The relationships between contemporary art and dance have received increased attention, but in “Still Move” Fernandes harnesses the dancers’ gestures to question the complex hierarchies at work within the dance world itself. In an interview with Art Metropole, Fernandes describes how, historically, few people of colour have been promoted to positions of “principal dancer” in ballet companies, relating their stringent top-down hierarchies . “At times, corps de ballet dancers [a group of dancers who are not soloists] will stand still for lengthy periods on stage. In contrast, principal dancers have the “privilege” to move the most; to dance solos and to jump freely,” says Fernandes. “Freedom is negotiated within the space of being able to move. Thinking of these spaces in relationship to labour, a corps dancer in stillness might be interpreted as being idle, but, in fact, they are still active, still moving and still labouring.”
“Still Move” validates the labour of the corps de ballet dancer. Through their slow, subtle movements, the dancers enacted a paradoxical relation to the institution’s walls, using them variably as a tool to release tension, while also applying pressure with literal force. The traces of this force became the documentation of the performance, as the flesh-toned paint from the acupressure balls adhered to the walls under pressure. Through this turn, the economy of the dancers’ gesture became the very source of its power.
2. Hannah Doerksen’s And We Have No Place To Leave And Nowhere To Come To in the 2015 Alberta Biennial of Contemporary Art, Art Gallery of Alberta
Scholar Jennifer Doyle begins her preface to Hold It Against Me: Difficulty and Emotion in Contemporary Art with a reading of Linda Montano’s 1978 video, Mitchell’s Death. Her face pocked with acupuncture needles, Montano recounts in a chant-like voice the experience of her ex-husband’s death, from the moment of learning about the gunshot wound to attending his funeral in Kansas. “Mitchell’s Death bodies forth the otherworldly texture of intense grief—that feeling of being removed from the world of the living, of feeling like a ghost, of being numb with it, of being lulled by the sound of grief’s rhythms,” writes Doyle.
This description of being annexed by grief came to mind when seeing Calgary-based artist Hannah Doerksen’s contribution to the 2015 Alberta Biennial of Contemporary Art. The installation work, And We Have No Place To Leave And Nowhere to Come To, referenced the interiors of funeral homes and places of worship: semi-public sites we often experience while mourning. The installation occupied a room in the larger gallery, and was fitted with rows of chairs facing a mirrored sculptural fountain. Artificial bouquets, fake plants on stands and thick, patterned drapes that gently oscillated flanked the seating.
And We Have No Place To Leave And Nowhere to Come To captured the banality of these spaces, but didn’t directly reproduce them. For example, Doerksen’s artificial bouquets were rendered from magazine images of sunsets, outer space, and large bodies of water.
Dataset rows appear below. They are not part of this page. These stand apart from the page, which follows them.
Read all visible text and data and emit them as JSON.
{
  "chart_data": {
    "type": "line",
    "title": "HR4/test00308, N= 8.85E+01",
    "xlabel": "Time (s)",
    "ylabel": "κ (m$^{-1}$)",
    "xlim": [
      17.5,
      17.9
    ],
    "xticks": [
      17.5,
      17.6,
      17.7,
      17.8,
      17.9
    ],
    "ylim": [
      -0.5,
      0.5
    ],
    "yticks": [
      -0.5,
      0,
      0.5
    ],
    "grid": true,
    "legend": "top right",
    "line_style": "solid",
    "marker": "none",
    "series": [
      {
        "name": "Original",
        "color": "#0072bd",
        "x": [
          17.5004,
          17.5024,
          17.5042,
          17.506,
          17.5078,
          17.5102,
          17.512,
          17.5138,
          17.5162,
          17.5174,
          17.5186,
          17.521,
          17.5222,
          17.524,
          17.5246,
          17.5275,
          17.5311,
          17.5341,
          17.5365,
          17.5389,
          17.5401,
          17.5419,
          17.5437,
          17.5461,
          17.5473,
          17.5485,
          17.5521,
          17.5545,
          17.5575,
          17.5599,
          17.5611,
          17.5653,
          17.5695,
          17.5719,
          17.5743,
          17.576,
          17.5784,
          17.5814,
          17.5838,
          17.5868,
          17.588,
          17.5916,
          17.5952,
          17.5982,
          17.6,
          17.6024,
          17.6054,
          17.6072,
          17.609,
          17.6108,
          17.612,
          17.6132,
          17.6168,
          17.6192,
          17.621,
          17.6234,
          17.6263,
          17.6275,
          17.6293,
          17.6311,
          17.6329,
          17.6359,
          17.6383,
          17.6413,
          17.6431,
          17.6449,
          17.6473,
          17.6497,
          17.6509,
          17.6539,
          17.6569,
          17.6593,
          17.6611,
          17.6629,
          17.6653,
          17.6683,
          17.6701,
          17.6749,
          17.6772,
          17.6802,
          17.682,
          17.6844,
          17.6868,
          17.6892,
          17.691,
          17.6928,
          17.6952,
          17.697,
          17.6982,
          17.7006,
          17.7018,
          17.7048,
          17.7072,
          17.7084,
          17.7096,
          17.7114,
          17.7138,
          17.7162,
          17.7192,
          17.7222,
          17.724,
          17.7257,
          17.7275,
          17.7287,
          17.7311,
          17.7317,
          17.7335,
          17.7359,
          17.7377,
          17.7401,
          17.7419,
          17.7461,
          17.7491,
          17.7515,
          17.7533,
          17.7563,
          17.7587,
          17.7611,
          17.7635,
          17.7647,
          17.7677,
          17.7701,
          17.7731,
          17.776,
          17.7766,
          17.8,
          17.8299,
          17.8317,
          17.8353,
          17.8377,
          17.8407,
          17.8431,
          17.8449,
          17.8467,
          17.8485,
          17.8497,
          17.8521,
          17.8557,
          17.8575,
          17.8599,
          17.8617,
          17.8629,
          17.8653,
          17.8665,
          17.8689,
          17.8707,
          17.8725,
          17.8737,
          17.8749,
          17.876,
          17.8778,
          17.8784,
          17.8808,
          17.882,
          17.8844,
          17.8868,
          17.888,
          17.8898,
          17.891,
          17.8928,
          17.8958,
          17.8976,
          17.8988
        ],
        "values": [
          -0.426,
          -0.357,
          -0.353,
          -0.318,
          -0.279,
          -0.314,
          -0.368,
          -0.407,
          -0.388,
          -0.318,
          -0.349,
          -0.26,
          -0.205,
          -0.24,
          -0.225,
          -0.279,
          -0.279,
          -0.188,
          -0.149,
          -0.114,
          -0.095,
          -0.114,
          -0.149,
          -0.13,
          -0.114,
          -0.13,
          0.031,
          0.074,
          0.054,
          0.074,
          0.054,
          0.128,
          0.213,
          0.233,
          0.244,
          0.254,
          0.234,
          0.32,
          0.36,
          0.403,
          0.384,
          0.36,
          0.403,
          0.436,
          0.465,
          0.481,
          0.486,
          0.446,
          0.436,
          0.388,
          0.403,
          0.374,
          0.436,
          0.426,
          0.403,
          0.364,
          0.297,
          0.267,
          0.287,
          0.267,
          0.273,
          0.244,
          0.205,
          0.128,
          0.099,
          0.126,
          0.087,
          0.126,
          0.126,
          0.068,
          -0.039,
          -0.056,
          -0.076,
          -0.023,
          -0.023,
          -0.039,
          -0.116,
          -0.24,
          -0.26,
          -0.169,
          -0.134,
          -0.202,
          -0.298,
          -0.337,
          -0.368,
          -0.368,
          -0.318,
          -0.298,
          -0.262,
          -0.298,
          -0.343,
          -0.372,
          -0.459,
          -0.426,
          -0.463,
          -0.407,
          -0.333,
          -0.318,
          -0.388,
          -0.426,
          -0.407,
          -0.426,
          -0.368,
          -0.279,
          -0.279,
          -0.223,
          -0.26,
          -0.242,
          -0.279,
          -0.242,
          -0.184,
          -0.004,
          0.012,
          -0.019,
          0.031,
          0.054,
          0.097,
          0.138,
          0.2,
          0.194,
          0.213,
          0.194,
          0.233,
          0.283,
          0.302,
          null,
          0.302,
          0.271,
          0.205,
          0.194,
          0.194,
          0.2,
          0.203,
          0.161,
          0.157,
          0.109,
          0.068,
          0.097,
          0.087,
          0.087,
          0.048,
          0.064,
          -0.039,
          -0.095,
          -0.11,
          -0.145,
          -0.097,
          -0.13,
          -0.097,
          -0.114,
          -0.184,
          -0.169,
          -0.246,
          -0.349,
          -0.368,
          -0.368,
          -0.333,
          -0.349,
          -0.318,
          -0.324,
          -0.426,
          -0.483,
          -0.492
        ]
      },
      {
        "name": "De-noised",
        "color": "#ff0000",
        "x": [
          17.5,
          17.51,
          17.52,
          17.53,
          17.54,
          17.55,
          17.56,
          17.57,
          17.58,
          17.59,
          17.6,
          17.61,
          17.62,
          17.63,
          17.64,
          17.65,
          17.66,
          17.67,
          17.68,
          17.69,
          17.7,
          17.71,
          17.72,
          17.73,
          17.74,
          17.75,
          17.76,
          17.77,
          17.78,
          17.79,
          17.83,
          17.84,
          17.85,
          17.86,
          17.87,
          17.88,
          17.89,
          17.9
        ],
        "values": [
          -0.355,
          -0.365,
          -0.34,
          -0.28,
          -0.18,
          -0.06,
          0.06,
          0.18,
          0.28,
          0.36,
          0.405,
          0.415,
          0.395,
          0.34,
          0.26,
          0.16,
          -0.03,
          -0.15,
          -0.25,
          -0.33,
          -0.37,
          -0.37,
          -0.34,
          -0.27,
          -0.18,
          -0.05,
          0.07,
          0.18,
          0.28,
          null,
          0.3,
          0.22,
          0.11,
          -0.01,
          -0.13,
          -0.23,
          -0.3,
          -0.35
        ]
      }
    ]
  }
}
These vaguely psychedelic alterations left viewers feeling either out of place or out of time, recalling the strange sense of removal that grief produces. The work’s title refused any consolation, but the installation’s design offered the potential for narratives beyond those of isolation. This was still a place to congregate, to return us to each other.
3. The Up-and-Comers
In the spirit of end of year shout-outs, Alberta hosted a number of strong exhibitions this year by emerging and mid-career artists working in other parts of the country. Calgary saw the exhibition of Jacqueline Hoang Nguyen’s “Space Fiction & the Archives” at the New Gallery; Celia Perrin Sidarous’s “Interiors, Other Chambers” at the Esker Foundation; and Elise Rasmussen’s “Finding Ana” at TRUCK. Edmonton was host to Sarah Burwash’s “Sweet Smelling Ashes” at Latitude 53 and Taryn Kneteman’s “Everyday Rituals (survival tactics)” at SNAP.
Jacqueline Bell is curatorial assistant at Walter Phillips Gallery, the Banff Centre.